MELBOURNE -- Dayana Yastremska's Melbourne residency continued Wednesday, when she became the first Ukrainian semifinalist in the history of the Australian Open. She is now two wins from another historic feat.

Read: Yastremska stops Noskova to make first major semifinal

Here's what you need to know about the 23-year-old player who is finally putting it all together:

She's carved her own path through the draw in Melbourne

Yastremska has had to do the heavy lifting to get through an otherwise tough draw. Yastremska is the fourth player in the past 40 years to reach the Australian Open semifinals by defeating only Top 50 opponents, joining Gabriela Sabatini in 1994, Martina Hingis in 1997 and Dominika Cibulkova in 2014.

In the first round she had to play Wimbledon champion and No.7 seed Marketa Vondrousova but dropped only three games. In the third round, she bested 28th seed Emma Navarro, who had recently won a title in Hobart. 

The Round of 16 pitted her against former No.1 and two-time champion Victoria Azarenka, who was a semifinalist last year. Yastremska won in straight sets, snapping a two-match losing streak to Azarenka. 

Then, playing in the biggest match of her career, Yastremska overpowered 19-year-old Noskova, who two rounds earlier pulled off the upset of the tournament to oust No.1 Swiatek. 

She's two wins away from pulling a 'Raducanu'

Emma Raducanu made history at the 2021 US Open to become the first qualifier in the sport's history to win a Grand Slam title. Yastremska has a chance to become the second. She's already the first qualifier since 1978 to make the Australian Open semifinals.

While Raducanu accomplished her feat without the loss of a set in either qualifying or main draw -- that's 20 consecutive sets -- Yastremska had a tough qualifying campaign. She needed three sets to win each of her three matches. She's dropped only one set in the main draw.

It's been a record-breaking tournament for Ukraine

The Ukrainian women have put together a record-setting fortnight in Melbourne. Seven Ukrainians started in the main draw, the most ever at the Australian Open. Yastremska, Elina Svitolina, Marta Kostyuk and Lesia Tsurenko put four in the third round. The records kept coming after Svitolina, Kostyuk and Yastremska advanced to the quarterfinals, the best showing ever for the country.

As war ravages their homeland, Yastremska continues to fly the flag high. She is the third Ukrainian to make a Grand Slam semifinal, after Elina Svitolina (Wimbledon 2019, US Open 2019 and Wimbledon 2023) and Andrei Medvedev (Roland Garros 1993 and 1999).

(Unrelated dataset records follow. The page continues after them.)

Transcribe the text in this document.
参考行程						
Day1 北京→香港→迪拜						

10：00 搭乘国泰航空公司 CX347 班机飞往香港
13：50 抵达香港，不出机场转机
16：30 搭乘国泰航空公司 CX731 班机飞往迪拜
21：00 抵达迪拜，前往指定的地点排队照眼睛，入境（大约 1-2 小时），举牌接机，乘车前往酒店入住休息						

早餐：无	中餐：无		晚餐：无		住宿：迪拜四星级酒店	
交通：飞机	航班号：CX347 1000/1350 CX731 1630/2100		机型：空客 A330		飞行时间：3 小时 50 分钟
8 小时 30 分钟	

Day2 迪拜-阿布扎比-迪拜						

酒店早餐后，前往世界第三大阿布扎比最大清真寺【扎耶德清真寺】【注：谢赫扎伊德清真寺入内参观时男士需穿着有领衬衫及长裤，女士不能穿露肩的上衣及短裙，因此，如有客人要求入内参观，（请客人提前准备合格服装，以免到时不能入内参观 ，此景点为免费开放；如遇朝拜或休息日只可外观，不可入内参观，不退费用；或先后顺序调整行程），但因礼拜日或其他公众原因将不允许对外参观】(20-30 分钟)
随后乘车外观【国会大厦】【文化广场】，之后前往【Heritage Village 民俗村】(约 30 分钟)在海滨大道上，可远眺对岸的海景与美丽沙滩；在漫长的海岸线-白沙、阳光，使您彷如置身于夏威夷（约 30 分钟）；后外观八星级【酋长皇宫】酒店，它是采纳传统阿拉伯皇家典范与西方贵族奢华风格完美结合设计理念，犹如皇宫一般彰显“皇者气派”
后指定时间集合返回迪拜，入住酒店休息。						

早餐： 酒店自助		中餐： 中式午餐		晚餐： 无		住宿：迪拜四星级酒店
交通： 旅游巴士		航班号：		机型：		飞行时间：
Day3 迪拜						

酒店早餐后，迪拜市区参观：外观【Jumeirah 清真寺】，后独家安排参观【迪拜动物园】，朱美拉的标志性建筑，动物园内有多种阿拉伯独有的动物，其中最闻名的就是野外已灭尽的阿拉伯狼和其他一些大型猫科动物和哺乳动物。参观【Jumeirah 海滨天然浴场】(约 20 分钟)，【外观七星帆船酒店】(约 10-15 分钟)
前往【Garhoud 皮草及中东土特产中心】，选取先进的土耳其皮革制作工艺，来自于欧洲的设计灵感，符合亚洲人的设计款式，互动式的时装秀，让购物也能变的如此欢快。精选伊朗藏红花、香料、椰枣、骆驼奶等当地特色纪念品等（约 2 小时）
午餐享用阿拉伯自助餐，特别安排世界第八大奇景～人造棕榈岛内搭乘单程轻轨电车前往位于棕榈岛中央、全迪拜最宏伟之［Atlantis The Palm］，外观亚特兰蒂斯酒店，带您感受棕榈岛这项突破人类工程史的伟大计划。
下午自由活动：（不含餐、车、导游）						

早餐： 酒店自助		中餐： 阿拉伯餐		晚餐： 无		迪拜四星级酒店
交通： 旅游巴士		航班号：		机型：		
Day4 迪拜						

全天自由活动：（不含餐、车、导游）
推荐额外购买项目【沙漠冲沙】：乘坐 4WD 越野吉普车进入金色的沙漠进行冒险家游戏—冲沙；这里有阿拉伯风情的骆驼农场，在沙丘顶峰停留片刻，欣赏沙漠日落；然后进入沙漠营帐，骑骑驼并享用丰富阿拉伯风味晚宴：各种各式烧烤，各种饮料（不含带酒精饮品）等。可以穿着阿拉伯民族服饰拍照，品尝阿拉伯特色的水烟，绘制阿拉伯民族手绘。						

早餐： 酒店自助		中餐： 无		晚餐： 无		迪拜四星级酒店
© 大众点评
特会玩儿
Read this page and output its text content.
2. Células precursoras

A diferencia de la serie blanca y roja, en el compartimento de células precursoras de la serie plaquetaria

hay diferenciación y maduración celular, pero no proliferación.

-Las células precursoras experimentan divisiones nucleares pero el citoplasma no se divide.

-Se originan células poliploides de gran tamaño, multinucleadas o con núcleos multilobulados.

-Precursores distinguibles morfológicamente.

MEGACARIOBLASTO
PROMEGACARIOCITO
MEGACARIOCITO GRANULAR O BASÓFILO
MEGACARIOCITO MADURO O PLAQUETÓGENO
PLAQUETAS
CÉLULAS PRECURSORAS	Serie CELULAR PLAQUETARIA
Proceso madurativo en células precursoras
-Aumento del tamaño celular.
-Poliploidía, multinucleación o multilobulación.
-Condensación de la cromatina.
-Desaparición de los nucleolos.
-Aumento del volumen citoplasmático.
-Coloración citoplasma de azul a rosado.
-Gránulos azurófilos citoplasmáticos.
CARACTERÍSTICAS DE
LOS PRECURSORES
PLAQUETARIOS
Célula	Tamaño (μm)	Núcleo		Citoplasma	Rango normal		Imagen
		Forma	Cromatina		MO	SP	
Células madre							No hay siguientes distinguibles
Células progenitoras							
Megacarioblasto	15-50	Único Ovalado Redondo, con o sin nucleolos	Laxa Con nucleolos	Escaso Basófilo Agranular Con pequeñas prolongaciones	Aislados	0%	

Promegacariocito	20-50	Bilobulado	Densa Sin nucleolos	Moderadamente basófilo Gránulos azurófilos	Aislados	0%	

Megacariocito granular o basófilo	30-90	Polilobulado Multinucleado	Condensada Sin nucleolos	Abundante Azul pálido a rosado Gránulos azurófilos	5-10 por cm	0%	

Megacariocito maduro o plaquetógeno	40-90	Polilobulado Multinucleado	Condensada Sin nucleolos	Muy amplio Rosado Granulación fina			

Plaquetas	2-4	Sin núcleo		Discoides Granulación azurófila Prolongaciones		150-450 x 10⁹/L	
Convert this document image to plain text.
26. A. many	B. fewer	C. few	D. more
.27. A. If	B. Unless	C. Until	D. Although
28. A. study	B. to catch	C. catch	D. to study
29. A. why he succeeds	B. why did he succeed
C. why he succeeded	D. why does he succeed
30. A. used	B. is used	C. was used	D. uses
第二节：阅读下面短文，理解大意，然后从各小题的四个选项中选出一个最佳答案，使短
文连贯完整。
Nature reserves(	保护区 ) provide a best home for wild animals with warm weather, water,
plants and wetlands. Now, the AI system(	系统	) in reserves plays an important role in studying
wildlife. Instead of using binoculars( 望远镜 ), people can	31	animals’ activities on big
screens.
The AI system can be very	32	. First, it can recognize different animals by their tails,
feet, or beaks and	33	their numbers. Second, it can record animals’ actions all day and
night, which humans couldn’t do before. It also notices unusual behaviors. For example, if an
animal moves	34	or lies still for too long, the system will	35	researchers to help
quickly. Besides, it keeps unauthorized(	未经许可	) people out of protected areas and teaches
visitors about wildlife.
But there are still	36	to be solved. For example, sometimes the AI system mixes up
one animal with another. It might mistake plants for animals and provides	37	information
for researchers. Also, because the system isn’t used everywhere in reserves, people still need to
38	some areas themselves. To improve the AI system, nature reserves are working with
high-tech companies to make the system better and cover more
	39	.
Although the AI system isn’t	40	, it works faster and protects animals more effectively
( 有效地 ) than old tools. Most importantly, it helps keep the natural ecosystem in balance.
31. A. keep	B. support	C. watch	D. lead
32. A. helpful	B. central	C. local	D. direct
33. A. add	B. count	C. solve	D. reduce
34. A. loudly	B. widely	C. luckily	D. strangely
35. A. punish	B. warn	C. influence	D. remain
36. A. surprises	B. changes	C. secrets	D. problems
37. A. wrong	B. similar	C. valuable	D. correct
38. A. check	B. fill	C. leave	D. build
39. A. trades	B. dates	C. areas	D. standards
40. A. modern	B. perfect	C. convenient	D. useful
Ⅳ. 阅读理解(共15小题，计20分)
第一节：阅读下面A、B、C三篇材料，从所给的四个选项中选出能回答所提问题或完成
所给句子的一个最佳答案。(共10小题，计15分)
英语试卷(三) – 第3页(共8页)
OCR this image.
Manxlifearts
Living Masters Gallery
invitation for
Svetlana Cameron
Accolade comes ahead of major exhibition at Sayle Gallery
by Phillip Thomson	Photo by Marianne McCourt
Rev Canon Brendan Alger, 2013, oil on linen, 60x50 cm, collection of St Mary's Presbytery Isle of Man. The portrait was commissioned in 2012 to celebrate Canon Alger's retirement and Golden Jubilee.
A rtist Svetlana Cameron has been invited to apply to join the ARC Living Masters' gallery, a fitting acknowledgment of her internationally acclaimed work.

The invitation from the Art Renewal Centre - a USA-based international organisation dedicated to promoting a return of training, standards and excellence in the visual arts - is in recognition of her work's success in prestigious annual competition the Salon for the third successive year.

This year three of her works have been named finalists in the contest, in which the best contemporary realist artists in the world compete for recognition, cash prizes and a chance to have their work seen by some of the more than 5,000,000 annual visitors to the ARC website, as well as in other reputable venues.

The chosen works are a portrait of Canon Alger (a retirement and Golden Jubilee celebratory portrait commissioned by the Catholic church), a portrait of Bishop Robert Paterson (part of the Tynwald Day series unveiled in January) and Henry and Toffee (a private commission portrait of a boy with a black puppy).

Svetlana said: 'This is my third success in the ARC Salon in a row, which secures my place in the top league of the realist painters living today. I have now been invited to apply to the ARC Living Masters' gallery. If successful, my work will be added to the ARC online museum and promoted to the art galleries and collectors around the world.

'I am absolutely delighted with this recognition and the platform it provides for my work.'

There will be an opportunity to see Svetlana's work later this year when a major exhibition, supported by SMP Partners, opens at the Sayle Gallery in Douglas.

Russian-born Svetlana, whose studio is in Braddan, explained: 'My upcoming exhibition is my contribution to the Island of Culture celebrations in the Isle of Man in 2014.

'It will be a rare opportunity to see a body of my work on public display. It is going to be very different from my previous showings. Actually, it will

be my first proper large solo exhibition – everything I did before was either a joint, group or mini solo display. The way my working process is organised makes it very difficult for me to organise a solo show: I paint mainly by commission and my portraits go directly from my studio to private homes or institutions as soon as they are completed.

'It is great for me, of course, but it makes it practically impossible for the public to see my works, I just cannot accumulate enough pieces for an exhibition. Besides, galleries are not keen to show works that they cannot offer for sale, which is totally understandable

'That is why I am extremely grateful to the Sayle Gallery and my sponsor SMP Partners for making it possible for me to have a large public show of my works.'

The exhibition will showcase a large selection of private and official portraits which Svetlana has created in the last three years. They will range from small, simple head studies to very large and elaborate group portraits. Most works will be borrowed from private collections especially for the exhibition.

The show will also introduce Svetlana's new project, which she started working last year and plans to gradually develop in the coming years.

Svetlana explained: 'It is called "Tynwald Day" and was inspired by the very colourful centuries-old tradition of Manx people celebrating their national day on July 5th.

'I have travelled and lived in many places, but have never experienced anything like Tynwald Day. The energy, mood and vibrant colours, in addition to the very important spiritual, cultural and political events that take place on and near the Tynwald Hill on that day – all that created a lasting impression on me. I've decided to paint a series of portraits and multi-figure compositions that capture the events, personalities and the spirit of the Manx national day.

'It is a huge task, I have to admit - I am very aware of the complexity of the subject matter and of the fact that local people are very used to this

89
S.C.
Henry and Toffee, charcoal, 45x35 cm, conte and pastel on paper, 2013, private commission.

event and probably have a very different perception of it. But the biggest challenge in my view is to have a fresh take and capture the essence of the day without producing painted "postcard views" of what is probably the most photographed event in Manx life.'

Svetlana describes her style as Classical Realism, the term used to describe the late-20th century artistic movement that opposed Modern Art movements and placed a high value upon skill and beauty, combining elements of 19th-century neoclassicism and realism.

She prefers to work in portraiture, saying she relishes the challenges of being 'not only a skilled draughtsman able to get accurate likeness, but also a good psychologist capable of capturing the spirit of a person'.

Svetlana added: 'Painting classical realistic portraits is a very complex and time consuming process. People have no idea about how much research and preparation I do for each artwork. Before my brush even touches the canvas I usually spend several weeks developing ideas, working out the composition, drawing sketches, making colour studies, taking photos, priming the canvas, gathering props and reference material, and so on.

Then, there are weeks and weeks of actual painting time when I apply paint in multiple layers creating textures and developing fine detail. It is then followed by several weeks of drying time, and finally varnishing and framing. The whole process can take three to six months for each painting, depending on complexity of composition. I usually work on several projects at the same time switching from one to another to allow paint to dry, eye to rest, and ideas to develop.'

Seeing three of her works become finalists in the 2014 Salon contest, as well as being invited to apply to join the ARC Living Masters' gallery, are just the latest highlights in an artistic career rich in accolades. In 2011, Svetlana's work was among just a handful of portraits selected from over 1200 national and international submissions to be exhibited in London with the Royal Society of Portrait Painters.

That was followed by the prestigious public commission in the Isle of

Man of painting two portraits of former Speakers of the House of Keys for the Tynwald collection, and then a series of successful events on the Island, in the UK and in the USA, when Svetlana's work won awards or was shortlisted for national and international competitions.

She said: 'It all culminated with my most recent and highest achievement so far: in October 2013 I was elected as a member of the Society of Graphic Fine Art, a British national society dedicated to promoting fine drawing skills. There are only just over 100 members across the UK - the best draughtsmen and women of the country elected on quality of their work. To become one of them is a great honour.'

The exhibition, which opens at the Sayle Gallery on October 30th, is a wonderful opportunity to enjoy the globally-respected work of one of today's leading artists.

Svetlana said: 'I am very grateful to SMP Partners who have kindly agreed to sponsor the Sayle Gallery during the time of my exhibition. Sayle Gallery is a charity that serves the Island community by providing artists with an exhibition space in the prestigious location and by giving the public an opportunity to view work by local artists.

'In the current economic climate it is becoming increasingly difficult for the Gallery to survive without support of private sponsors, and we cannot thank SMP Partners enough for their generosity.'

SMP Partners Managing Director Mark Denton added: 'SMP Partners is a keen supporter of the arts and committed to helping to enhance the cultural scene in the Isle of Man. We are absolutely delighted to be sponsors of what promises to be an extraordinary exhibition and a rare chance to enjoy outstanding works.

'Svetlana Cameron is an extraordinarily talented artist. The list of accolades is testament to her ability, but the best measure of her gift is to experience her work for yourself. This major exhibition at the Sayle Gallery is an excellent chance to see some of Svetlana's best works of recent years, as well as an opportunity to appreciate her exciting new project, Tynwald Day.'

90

"I'm proud of our fighting people," Yastremska wrote on the camera after her quarterfinal win. "Slava Ukraine."

"I always try to write something for Ukraine, about Ukraine," Yastremska explained later. "I think it's my mission here.  I'm just trying to give the signal to Ukraine that I'm really proud of it."

She will face 12th seed Zheng Qinwen in Thursday's semifinal. A victory would make her the second Ukrainian in the Open Era to make a major final, joining Medvedev.

My Story: Dayana Yastremska

She hasn't come out of nowhere

Yes, Yastremska is currently ranked No.93 and had to go through qualifying. But she has already had a successful career on the Hologic WTA Tour. Yastremska was the first player born in the 2000s to crack the Top 100, which she did in 2018. She went on to hit a career-high ranking at No.21 at the age of 19, winning three WTA titles before turning 20. 

In the past decade, only four teenagers have won three or more titles. Three of them are already Grand Slam champions, Coco Gauff, Bianca Andreescu and Iga Swiatek. Only two won more titles as teens than Yastremska: Gauff (7) and Andreescu (4).

She was also a talented junior who was one-half of one of the most memorable junior finals of the past decade. In the 2016 Wimbledon girls' final, she might have lost 6-4, 6-3 to Anastasia Potapova, but she most certainly defeated the lines judges that day

"I was putting a lot of pressure on myself in different ways," Yastremska said. "In the way that it's the war and I have to show better results for Ukraine. And I wasn't playing just for myself in the beginning. Then I was putting pressure on myself that before, when I was younger, I was much better than I am right now.

"But now I decided that from this year no more pressure, no more high expectations for myself. Just be the way you are, and we will see how it's gonna go."

She was exonerated by the ITF after receiving a provisional suspension

In January of 2021, Yastremska was provisionally suspended by the International Tennis Federation for an anti-doping violation. The ITF lifted the suspension six months later, finding there was no fault or negligence on her part.

Yastremska returned to competition at 2021 Hamburg with a ranking of No.38 but finished the season just inside the Top 100. She finished outside the Top 100 in the past two seasons. Despite the dip in form, she remained a formidable threat in draws. In 2022, she made her first final since 2020, and last year she posted three Top 20 wins, over Jessica Pegula, Barbora Krejcikova and Jelena Ostapenko.